Abstract
Background:
Although the benefits and complications of tourniquet use are well-described, there has been minimal upper extremity research evaluating the timing of tourniquet release and how it affects patient outcomes. The objective of this study was to determine if tourniquet release prior to or after incision closure would affect clinical outcomes in a variety of upper extremity surgeries.
Methods:
Two hundred fourteen consecutive patients were randomized into 2 groups: skin incision closure without releasing the tourniquet versus skin closure following tourniquet release. Demographic, intraoperative, and follow-up data were collected. Outcome measures included complications such as hematoma formation, Visual Analogue Scores for pain, and Quick Disabilities of the Arm, Shoulder, and Hand (DASH) questionnaires.
Results:
Two hundred fourteen patients were originally enrolled, with 172 available for follow-up.
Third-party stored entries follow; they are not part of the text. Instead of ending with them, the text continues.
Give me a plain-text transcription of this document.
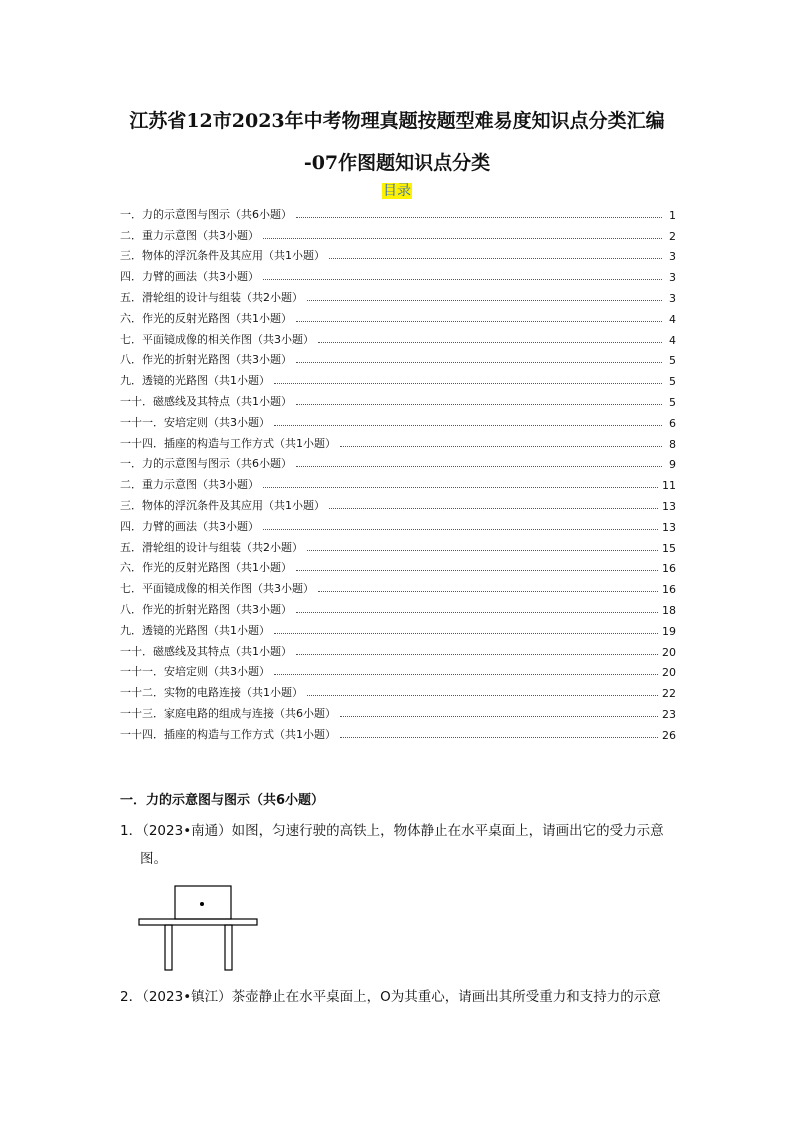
江苏省12市2023年中考物理真题按题型难易度知识点分类汇编
-07作图题知识点分类
目录
一．力的示意图与图示（共6小题）	1
二．重力示意图（共3小题）	2
三．物体的浮沉条件及其应用（共1小题）	3
四．力臂的画法（共3小题）	3
五．滑轮组的设计与组装（共2小题）	3
六．作光的反射光路图（共1小题）	4
七．平面镜成像的相关作图（共3小题）	4
八．作光的折射光路图（共3小题）	5
九．透镜的光路图（共1小题）	5
一十．磁感线及其特点（共1小题）	5
一十一．安培定则（共3小题）	6
一十四．插座的构造与工作方式（共1小题）	8
一．力的示意图与图示（共6小题）	9
二．重力示意图（共3小题）	11
三．物体的浮沉条件及其应用（共1小题）	13
四．力臂的画法（共3小题）	13
五．滑轮组的设计与组装（共2小题）	15
六．作光的反射光路图（共1小题）	16
七．平面镜成像的相关作图（共3小题）	16
八．作光的折射光路图（共3小题）	18
九．透镜的光路图（共1小题）	19
一十．磁感线及其特点（共1小题）	20
一十一．安培定则（共3小题）	20
一十二．实物的电路连接（共1小题）	22
一十三．家庭电路的组成与连接（共6小题）	23
一十四．插座的构造与工作方式（共1小题）	26
一．力的示意图与图示（共6小题）
1．（2023•南通）如图，匀速行驶的高铁上，物体静止在水平桌面上，请画出它的受力示意
图。
2．（2023•镇江）茶壶静止在水平桌面上，O为其重心，请画出其所受重力和支持力的示意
Ninety-one patients had the tourniquet released prior to incision closure and 81 patients had the tourniquet released after incision closure. Demographic data were similar between the 2 cohorts and there were no intraoperative or immediate postoperative complications requiring intervention in either group. In addition, follow-up data collected including visual analog scores and QuickDASH scores were similar between the 2 groups.
Conclusions:
In this prospective randomized trial, tourniquet release after surgical incision closure resulted in similar clinical outcomes at follow-up when compared with tourniquet release prior to incision closure. In addition, visual analog pain scores and QuickDASH scores were similar between these 2 groups. Surgeons may consider releasing the tourniquet either before or after incision closure when performing upper extremity surgery.